159. The National Council for Children is of the opinion that Denmark’s efforts in this respect are unacceptable and that innovation and development of relevant measures for delinquent children are required. This means that

children and young people must never serve time the same place as adults;

children and young people must never be held in solitary confinement;

sufficient special measures must be taken in the social sector for children serving a prison sentence;

these measures must have a credible rehabilitating aim;

an assessment must be made of how the established environments work.

 

VIII. Conclusion

160. The National Council for Children has no doubt that, by international standards, Danish children are among the more privileged children – in terms of both social welfare, education, culture and rights. And this report should neither be regarded as an indictment nor as a description of misery.

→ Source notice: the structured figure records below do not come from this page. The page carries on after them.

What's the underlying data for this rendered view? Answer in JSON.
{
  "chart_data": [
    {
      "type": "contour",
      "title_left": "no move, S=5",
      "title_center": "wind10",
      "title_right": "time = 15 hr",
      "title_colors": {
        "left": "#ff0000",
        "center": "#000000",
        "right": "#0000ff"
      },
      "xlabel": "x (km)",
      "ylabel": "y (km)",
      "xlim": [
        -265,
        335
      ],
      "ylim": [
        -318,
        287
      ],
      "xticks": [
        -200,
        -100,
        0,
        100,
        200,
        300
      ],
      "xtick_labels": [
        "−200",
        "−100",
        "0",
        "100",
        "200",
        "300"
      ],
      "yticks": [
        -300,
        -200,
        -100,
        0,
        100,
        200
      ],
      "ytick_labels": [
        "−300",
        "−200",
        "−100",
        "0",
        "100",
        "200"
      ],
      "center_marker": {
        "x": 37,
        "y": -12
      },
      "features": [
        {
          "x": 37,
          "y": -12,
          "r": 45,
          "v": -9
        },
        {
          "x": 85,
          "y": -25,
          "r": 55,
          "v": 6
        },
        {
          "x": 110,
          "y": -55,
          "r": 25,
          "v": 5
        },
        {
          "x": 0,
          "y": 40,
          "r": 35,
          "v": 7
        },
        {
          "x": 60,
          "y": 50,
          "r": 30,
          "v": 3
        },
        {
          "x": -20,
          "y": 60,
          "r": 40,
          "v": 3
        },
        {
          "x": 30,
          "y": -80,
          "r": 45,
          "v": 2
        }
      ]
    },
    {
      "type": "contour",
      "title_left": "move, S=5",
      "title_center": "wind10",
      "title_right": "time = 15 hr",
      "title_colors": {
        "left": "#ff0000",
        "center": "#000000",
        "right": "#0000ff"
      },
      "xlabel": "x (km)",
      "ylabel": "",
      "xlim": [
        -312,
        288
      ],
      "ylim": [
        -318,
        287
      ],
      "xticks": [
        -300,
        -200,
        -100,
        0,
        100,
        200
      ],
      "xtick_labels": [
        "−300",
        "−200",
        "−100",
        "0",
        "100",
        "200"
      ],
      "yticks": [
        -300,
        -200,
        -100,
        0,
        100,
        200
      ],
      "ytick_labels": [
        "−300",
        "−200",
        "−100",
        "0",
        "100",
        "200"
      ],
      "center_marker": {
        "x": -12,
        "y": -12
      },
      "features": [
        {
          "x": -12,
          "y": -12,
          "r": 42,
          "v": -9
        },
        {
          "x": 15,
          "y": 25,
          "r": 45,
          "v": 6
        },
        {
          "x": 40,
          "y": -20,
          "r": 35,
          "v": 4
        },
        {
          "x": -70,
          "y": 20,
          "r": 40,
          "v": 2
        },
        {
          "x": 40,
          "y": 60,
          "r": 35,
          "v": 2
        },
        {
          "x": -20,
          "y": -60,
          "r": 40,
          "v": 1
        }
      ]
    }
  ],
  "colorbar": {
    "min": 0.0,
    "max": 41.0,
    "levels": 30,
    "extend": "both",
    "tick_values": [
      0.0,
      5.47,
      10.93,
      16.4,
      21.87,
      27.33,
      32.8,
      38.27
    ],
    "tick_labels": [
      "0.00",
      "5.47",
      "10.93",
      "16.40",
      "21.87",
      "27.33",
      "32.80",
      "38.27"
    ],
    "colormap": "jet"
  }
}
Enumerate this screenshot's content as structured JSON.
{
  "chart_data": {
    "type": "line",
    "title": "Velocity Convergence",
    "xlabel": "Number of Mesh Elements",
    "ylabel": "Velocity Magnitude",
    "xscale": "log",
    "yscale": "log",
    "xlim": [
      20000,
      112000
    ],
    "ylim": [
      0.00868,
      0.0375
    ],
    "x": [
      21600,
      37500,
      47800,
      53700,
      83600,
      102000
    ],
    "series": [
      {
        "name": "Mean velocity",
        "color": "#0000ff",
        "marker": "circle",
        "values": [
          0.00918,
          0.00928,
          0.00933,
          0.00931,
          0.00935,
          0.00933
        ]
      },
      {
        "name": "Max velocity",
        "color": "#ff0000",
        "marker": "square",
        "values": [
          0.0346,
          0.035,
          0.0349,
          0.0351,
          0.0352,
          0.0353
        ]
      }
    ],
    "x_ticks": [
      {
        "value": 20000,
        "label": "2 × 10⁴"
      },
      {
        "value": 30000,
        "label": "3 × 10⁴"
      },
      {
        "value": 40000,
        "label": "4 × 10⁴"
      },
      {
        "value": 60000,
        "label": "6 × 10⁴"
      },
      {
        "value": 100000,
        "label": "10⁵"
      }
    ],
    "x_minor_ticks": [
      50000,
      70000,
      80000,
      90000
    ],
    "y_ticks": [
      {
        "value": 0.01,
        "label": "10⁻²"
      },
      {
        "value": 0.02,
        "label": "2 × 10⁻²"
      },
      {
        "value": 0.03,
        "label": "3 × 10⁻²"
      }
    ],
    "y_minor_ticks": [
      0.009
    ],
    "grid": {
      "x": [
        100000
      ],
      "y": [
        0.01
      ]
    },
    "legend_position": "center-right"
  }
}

161. Nevertheless, the National Council for Children is of the opinion that the privileged position of the Danish society in the world places it under an obligation to grant children the rights to which they are entitled as members of this society. The obligation should be seen in the light that today’s society both presents new opportunities for a good life for children and involves new risks. Hence, the obligation on the government institutions, including the report to the UN Committee on the Rights of the Child, means that they must adopt a sufficiently in-depth and critical approach to the conditions of children. Only then will proposals for a better life for children be put into practice.

The National Council for Children hopes that this report will help to achieve this end.